Município diz que decisão foi da empresa e já iniciou transferências
Procurada, a Secretaria Municipal de Saúde do Rio de Janeiro informou que “a CDR Anil está encerrando suas atividades com o SUS por decisão de negócio em prerrogativa do grupo empresarial. Não é de interesse da instituição manter o contrato com o setor público”. Disse ainda que não tem dívidas com a CDR Anil e todos os pagamentos estão em dia.
A SMS ainda garantiu que “nenhum paciente hoje atendido pela CDR Anil ficará sem assistência” e que “já estão sendo transferidos para outras unidades pela Secretaria de Estado de Saúde, que é a responsável pela regulação das vagas de terapia renal substitutiva”.
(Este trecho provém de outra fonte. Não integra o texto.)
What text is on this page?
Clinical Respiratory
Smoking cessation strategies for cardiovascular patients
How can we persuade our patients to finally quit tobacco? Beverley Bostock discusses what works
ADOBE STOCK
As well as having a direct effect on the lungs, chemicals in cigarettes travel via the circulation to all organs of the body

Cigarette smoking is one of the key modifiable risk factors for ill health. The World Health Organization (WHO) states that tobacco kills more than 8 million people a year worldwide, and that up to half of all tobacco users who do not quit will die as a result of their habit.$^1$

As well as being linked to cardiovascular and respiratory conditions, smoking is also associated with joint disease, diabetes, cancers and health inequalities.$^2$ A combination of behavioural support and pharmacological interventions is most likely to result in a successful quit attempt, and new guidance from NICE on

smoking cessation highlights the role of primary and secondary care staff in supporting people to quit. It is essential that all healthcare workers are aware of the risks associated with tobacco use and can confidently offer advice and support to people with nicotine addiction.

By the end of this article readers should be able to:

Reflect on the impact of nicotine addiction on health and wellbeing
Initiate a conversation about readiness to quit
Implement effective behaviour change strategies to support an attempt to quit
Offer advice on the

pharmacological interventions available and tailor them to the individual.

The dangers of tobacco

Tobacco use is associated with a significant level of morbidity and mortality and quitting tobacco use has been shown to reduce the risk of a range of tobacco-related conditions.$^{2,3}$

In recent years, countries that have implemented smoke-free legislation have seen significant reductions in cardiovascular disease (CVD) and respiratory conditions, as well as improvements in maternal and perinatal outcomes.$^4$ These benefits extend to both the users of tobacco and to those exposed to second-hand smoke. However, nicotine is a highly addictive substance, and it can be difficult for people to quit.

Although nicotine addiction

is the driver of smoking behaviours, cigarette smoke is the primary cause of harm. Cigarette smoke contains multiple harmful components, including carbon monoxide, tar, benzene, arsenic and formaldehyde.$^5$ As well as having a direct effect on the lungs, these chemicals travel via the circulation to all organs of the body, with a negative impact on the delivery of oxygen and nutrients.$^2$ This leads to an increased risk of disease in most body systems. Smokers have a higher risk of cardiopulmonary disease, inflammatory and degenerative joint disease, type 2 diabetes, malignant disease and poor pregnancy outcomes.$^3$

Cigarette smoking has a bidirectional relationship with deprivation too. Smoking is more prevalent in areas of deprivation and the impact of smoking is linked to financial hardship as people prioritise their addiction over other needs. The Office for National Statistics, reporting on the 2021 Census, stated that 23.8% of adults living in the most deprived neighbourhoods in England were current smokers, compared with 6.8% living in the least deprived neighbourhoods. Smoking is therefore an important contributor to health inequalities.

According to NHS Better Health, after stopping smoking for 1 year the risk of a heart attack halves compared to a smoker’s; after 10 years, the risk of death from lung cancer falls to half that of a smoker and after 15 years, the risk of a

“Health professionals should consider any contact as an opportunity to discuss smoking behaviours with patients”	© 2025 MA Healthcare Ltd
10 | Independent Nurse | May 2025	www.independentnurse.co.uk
A pasta explicou que as clínicas que já tinham contrato com a SMS, mas se inscreveram no chamamento, tiveram novos contratos assinados e continuarão a atender os pacientes que já são assistidos por elas. Os contratos anteriores eram antigos e estavam no limite do prazo, por isso as instituições precisaram passar pelo chamamento para assinar novos contratos. A CDR Anil, como não tinha interesse em continuar prestando serviços ao SUS, não participou do chamamento.
Os serviços que vierem a ser a serem contratados serão remunerados, no máximo, pelos valores unitários constantes no Sistema de Gerenciamento da Tabela de Procedimentos, Medicamentos e OPM do SUS – SIGTAP, disponível no site do Datasus, em vigor na data de realização do evento. A lista das clínicas que foram habilitadas no chamamento pode ser conferida aqui.
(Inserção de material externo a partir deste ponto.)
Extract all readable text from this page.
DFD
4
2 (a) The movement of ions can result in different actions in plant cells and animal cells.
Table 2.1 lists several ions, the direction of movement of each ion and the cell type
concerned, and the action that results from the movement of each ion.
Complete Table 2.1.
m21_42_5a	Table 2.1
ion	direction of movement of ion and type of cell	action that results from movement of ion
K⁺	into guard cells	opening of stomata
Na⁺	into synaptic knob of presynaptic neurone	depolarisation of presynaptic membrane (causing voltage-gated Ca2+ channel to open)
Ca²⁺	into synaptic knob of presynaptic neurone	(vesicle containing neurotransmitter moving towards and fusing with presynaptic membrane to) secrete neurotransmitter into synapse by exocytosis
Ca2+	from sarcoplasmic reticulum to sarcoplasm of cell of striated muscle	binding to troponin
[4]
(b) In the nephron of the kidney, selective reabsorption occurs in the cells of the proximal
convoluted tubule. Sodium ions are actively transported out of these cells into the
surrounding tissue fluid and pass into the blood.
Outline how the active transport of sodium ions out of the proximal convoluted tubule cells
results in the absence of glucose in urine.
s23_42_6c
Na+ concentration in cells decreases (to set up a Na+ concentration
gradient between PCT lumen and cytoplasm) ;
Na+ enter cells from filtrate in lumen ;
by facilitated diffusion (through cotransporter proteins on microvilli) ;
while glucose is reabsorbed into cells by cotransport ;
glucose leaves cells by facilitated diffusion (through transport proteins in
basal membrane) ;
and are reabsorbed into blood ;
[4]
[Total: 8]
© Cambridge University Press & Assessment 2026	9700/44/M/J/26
Clínica garante atendimento até o remanejamento do último paciente
Também procurada pelo ViDA & Ação, a direção da Clínica de Doenças Renais (CDR) Anil informou que o convênio com o SUS encerrou o prazo, o contrato foi integralmente cumprido e todos os pacientes serão atendidos até que a Secretaria Municipal de Saúde transfira todos. “Tudo está sendo feito em parceria com a Prefeitura para a tranquilidade dos pacientes”, assegurou.
A CDR também explica que a situação da clínica reflete um problema nacional que envolve diversas clínicas de hemodiálise no país: os baixos valores de repasses pelo SUS, que seriam os mais baixos do mundo inteiro. Questionada sobre o possível fechamento de outras clínicas da rede no Rio de Janeiro, o número de pacientes atendidos e os valores atualmente pagos pelo SUS, a clínica não respondeu, mas manifestou o interesse de continuar apenas com atendimentos por planos de saúde ou particulares.
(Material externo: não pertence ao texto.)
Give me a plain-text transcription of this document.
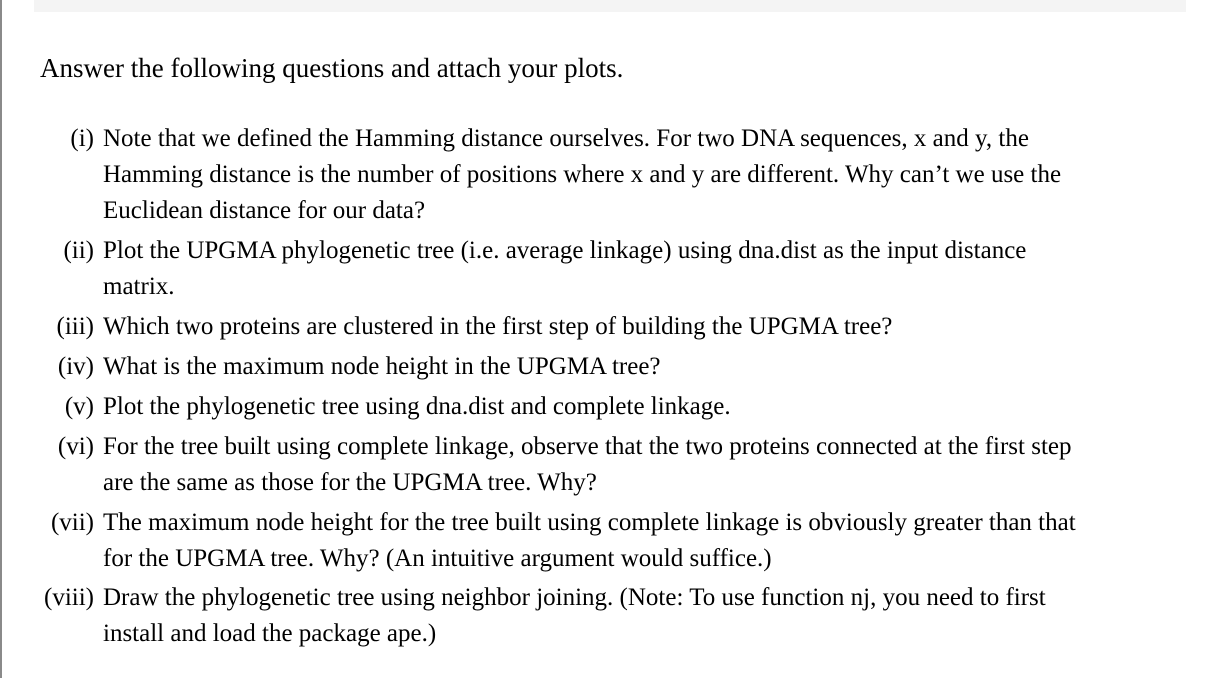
Answer the following questions and attach your plots.
(i) Note that we defined the Hamming distance ourselves. For two DNA sequences, x and y, the
Hamming distance is the number of positions where x and y are different. Why can’t we use the
Euclidean distance for our data?
(ii) Plot the UPGMA phylogenetic tree (i.e. average linkage) using dna.dist as the input distance
matrix.
(iii) Which two proteins are clustered in the first step of building the UPGMA tree?
(iv) What is the maximum node height in the UPGMA tree?
(v) Plot the phylogenetic tree using dna.dist and complete linkage.
(vi) For the tree built using complete linkage, observe that the two proteins connected at the first step
are the same as those for the UPGMA tree. Why?
(vii) The maximum node height for the tree built using complete linkage is obviously greater than that
for the UPGMA tree. Why? (An intuitive argument would suffice.)
(viii) Draw the phylogenetic tree using neighbor joining. (Note: To use function nj, you need to first
install and load the package ape.)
Confira a nota da CDR Anil na íntegra:
O fechamento é decorrente do fim da vigência do contrato com a Prefeitura do Rio de Janeiro em 01/05/2021 para a prestação de serviços de terapia renal substitutiva a pacientes do SUS. Nos cinco anos de contrato, envidamos todos os esforços para prestar serviços de excelência.
A decisão da CDR Anil de não participar do novo chamamento público, efetuado pela Secretaria Municipal de Saúde do Rio de Janeiro, deve-se ao desequilíbrio econômico financeiro, provocado pela falta de reajuste da tabela SUS da diálise desde 2017.
Como é de conhecimento público, o setor de diálise enfrenta grave crise financeira histórica, com aumento de custos e de impostos, impossibilitando o equilíbrio financeiro de muitas clínicas.
Diante deste cenário, a CDR Anil informa ainda que está tomando as providências internas para encerrar as atividades da unidade, no decorrer dos próximos meses. Cientes de nossa responsabilidade, até que haja a completa transferência dos pacientes para outras clínicas, todos continuarão recebendo o devido tratamento, com o mesmo cuidado e atenção de sempre.
A CDR Anil, desde novembro de 2020, seis meses antes do término do contrato, comunicou à Secretaria Municipal de Saúde a sua decisão, a fim de providenciarem os trâmites necessários para a transferência dos pacientes para outras unidades. Reiteramos que todas as ações estão sendo conduzidas pela direção da CDR Anil, de forma respeitosa e ética com todos os pacientes, até que o processo de migração seja integralmente concluído e a clínica encerre suas atividades”.